Info about option trading explained.

Option Trading Explained: Learn the Basic Concepts

Option trading is one method you can involve yourself in to generate profit. There are several advantages in option trading.

However, you need to find out the basic concepts of it. It will help you decide on matters that can affect you throughout your trading experience.

This article explains the concepts of options trading. From the variables involve and to the terminologies circling around the trades, this is quite useful for your trading career. Your success or failure will be dependent on how you fully understand the concepts involved, aside from the strategies you will be using later on.

Option is defined as a legal agreement between a buyer and a seller to buy or sell a security at an agreed price during a particular period.

Maybe you will notice that it is relatively similar to an insurance policy. You (the buyer) agree to pay a certain amount of money to your insurance provider (the seller). In return, the provider will protect your property by issuing insurance. The only difference is that options can be traded, whereas the insurance policy cannot be traded.

You can deal with two types of options contracts within trading. These two options are the call and put options. You buy a call option if you forecast that the security price will go up; you buy a put option when you forecast that the security price will go down.

You will sell a call option if you forecast that the security price will go down, and vice versa, if you will sell a put option. To fully understand the put and call option, you examine the following instances.

Suppose you have options on 30,000 bushels of corn. When you have entered an option contract with your corn supplier, he cannot sell those 30,000 bushels to someone else until the contract has expired.

In return, they have the right of writing the contract and you have to pay them the agreed amount of money.

For instance, the price of those 30,000 bushels is estimated to be $3,000. If the actual price of it in a certain month in the market is $3,100, you have the right to exercise or use your option for those bushels of corn and buy that commodity from your supplier for $3,000. You can either keep it for your needs or sell it in the open market for $3,100, generating a profit of $100.

However, if in that certain amount, the price of those bushels were only $2,900, you would opt not to exercise your option.
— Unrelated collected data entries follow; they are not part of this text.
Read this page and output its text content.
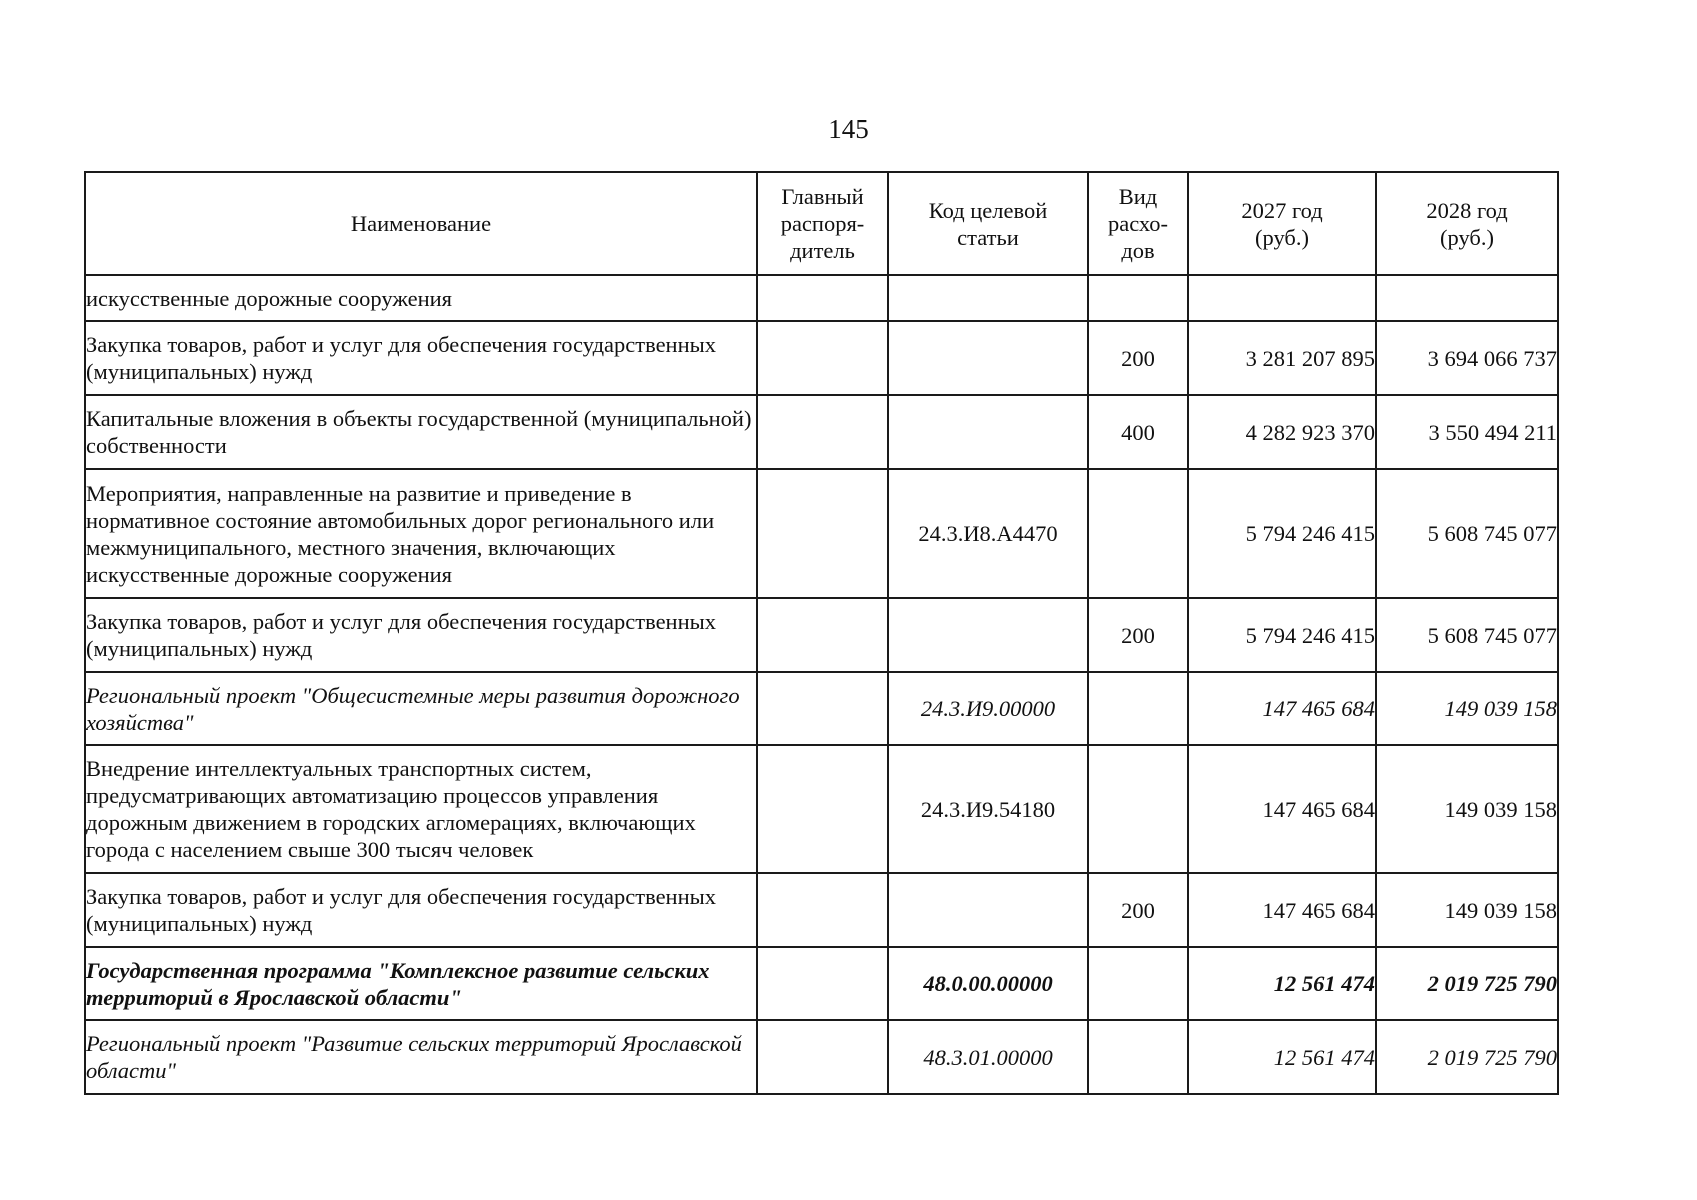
145
Наименование	Главный распоря-дитель	Код целевой статьи	Вид расхо-дов	2027 год (руб.)	2028 год (руб.)
искусственные дорожные сооружения					
Закупка товаров, работ и услуг для обеспечения государственных (муниципальных) нужд			200	3 281 207 895	3 694 066 737
Капитальные вложения в объекты государственной (муниципальной) собственности			400	4 282 923 370	3 550 494 211
Мероприятия, направленные на развитие и приведение в нормативное состояние автомобильных дорог регионального или межмуниципального, местного значения, включающих искусственные дорожные сооружения		24.3.И8.А4470		5 794 246 415	5 608 745 077
Закупка товаров, работ и услуг для обеспечения государственных (муниципальных) нужд			200	5 794 246 415	5 608 745 077
Региональный проект "Общесистемные меры развития дорожного хозяйства"		24.3.И9.00000		147 465 684	149 039 158
Внедрение интеллектуальных транспортных систем, предусматривающих автоматизацию процессов управления дорожным движением в городских агломерациях, включающих города с населением свыше 300 тысяч человек		24.3.И9.54180		147 465 684	149 039 158
Закупка товаров, работ и услуг для обеспечения государственных (муниципальных) нужд			200	147 465 684	149 039 158
Государственная программа "Комплексное развитие сельских территорий в Ярославской области"		48.0.00.00000		12 561 474	2 019 725 790
Региональный проект "Развитие сельских территорий Ярославской области"		48.3.01.00000		12 561 474	2 019 725 790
You could purchase it in the open market for $2,900 rather than exercising your option to buy it for $3,000.

Here are the things you will be dealing with when trading options:

Strike Price

It is the price that is agreed by both the buyer and seller of the option. This means that if the strike price of the bushels of corn option is $3,000, the seller is obliged to sell it to you even though the open market price of it is higher than $3,000.

You, as the owner of the option, can purchase it at a price lower than the market price. If the existing market price is $3,100, then you will earn $100.

Option Price

Option price consists of time value plus intrinsic price. Time value is the amount of money that the option is worth of until its expiration date. The longer the time option had until the expiration date, the higher the time value for this particular option.

The time value will become zero if the option has expired. Intrinsic value is the difference between option strike price and current market price.

You will also deal with other things, but so far, these are the basic concepts you need to understand. Remember these concepts and make a success out of your option-trading career.